‘Beads of Courage’ Launch Party at The University of Arizona – Diamond Children’s

Tuesday, February 7, 2012 - 11:00am to 1:00pm
TUCSON, Ariz. – On Tuesday, Feb. 7, from 11 a.m. to 1 p.m., “Beads of Courage” will hold a launch party in the lobby of The University of Arizona Medical Center - Diamond Children's
 
Children who participate in the Beads of Courage Program receive colorful beads, each representing a milestone in their treatment for cancer or other serious illnesses, as a way to tell their story using beads as meaningful symbols of courage in their unique treatment path.

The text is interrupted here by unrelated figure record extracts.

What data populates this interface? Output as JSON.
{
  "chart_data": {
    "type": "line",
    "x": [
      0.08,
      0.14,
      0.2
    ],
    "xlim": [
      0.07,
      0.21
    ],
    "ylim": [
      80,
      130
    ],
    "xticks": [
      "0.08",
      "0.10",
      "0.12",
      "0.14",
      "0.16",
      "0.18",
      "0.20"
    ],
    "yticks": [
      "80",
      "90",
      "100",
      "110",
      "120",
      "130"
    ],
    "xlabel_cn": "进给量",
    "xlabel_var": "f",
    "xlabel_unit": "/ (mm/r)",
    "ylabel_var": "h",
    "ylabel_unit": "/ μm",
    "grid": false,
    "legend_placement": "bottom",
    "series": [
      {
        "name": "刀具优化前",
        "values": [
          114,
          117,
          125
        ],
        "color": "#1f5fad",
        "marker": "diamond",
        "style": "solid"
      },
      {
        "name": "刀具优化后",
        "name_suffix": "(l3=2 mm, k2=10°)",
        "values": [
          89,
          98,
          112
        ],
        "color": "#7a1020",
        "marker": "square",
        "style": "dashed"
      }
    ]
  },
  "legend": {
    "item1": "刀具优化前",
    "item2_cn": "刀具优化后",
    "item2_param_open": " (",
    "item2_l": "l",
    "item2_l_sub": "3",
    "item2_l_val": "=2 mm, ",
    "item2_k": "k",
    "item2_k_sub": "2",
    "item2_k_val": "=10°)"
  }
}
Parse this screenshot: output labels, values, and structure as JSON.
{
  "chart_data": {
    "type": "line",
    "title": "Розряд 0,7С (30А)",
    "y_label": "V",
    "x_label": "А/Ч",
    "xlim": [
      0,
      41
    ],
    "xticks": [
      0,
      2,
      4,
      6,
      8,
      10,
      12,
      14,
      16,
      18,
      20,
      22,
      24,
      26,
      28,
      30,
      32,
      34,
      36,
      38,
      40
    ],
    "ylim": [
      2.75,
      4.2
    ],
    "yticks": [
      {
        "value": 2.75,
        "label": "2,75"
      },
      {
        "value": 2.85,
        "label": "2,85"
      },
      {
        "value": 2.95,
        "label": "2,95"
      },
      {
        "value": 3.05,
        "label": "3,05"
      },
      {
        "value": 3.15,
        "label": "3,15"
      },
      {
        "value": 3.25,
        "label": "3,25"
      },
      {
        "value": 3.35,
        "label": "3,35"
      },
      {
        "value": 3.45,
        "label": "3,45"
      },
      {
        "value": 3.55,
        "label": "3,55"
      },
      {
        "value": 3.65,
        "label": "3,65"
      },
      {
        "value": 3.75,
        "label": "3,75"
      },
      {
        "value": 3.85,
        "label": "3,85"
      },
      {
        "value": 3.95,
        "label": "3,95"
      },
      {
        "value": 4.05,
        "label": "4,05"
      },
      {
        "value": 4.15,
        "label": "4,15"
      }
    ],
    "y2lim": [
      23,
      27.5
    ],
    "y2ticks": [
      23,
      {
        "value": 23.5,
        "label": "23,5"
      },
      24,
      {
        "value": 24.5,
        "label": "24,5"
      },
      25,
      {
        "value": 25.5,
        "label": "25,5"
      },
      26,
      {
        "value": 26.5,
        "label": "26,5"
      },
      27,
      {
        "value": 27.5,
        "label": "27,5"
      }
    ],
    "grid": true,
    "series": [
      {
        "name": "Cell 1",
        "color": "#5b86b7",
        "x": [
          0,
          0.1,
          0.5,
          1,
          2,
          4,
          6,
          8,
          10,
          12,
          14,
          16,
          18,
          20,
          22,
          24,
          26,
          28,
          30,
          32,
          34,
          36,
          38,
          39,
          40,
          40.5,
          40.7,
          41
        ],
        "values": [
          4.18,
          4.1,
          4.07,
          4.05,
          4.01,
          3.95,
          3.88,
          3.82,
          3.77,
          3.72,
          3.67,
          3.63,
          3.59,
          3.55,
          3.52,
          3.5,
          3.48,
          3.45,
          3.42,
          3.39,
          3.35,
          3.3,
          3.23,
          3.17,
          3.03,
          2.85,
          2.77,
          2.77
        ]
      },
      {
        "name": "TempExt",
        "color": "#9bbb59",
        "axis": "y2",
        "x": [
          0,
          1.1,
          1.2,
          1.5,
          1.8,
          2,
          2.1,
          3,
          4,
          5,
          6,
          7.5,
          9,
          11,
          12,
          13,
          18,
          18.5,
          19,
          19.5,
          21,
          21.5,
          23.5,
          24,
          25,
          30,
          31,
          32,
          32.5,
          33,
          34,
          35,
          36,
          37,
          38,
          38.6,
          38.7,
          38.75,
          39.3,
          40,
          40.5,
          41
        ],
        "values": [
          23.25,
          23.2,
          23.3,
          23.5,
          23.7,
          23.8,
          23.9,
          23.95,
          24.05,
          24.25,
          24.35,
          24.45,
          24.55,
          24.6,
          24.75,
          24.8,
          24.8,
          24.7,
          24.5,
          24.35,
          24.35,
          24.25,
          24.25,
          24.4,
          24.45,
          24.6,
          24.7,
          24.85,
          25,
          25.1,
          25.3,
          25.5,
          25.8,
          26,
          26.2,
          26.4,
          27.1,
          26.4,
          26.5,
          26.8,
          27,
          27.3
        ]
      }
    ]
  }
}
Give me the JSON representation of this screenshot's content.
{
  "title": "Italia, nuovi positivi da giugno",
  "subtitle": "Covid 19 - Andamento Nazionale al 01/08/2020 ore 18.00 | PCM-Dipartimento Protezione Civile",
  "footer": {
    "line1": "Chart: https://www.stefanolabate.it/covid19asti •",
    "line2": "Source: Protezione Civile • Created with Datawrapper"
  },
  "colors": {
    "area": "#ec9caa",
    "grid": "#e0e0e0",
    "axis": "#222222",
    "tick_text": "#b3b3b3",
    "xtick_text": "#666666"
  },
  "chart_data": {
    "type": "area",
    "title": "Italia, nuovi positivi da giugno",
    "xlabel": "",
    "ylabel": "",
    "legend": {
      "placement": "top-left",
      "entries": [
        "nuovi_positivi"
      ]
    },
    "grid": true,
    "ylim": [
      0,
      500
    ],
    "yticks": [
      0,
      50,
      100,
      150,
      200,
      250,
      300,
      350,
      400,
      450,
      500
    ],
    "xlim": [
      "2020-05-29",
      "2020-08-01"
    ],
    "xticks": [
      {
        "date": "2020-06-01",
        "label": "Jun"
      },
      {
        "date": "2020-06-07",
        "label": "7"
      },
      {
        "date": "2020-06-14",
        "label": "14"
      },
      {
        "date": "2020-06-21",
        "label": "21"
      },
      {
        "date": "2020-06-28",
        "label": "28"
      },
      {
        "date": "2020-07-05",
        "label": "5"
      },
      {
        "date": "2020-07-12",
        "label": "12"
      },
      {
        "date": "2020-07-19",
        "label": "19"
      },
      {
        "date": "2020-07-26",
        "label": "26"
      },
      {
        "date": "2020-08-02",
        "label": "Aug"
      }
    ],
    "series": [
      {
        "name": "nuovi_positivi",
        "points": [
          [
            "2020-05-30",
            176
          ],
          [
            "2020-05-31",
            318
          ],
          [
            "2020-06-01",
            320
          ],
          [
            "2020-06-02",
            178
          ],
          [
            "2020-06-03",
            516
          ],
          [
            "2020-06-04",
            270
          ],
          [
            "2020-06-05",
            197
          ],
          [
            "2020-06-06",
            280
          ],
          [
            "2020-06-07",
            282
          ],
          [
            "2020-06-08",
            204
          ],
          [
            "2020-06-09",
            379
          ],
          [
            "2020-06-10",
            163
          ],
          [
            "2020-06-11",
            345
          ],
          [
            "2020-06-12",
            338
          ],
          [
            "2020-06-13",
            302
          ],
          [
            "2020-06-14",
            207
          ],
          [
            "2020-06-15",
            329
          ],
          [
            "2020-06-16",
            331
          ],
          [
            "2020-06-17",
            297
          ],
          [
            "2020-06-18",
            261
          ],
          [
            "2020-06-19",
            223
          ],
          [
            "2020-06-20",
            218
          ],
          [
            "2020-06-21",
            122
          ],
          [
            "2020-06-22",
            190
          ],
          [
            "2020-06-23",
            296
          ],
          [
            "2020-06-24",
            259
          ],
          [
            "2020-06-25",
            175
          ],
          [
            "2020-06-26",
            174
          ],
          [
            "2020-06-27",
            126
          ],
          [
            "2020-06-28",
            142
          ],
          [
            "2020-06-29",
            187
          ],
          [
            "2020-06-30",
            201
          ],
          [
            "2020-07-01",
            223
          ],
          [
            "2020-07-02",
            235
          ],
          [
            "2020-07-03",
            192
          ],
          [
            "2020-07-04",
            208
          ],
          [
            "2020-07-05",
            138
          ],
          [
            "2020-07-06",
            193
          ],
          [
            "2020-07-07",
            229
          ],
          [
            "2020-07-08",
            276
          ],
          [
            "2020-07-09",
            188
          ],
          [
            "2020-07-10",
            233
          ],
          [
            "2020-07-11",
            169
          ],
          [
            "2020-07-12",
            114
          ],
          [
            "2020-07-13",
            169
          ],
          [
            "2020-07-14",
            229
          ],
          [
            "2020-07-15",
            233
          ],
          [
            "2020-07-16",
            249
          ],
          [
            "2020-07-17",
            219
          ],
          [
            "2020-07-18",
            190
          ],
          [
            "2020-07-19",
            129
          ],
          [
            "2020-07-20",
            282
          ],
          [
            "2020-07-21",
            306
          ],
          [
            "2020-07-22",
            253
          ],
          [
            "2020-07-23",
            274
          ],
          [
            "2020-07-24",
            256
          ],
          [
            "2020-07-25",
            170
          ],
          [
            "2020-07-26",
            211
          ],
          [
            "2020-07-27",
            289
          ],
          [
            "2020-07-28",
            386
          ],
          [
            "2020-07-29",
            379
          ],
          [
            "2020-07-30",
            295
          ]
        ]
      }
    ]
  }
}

Each bead represents something painful or difficult, but also signifies another important step in the treatment journey. 
 
Diamond Children’s is the 115th hospital to join The Beads of Courage program, which was founded by University of Arizona College of Nursing graduate and 2011 Alumnus of the Year, Jean Baruch. “It’s wonderful to know that the Beads of Courage Program at Diamond Children’s will be there to offer support and acknowledgement to the incredibly courageous children facing serious illness every day,” says Baruch, who serves as executive director for Beads of Courage.
 
Kiwanis Clubs in the Southwest District of Kiwanis International (Tucson-Sunshine Kiwanis Club) are sponsoring The Diamond Children’s Beads of Courage program and launch party, in which all children receiving treatment for chronic illnesses at Diamond Children’s will be enrolled in the Beads of Courage program.
 
Current Beads of Courage members, children and teens will be available for interviews to share their beads of courage collection and stories of their courageous treatment journeys, along with Beads of Courage founder, Baruch.   
 
“I am very excited for our patients, parents and staff to be able to launch the full Beads of Courage program, and am grateful to Jean for this opportunity, and the training she has provided,” says Lori Throne, RN, BC, MSN, director of Women's and Children's Services at Diamond Children's. “The staff is very excited to offer this program and be part of acknowledging the child's treatment challenges and bravery.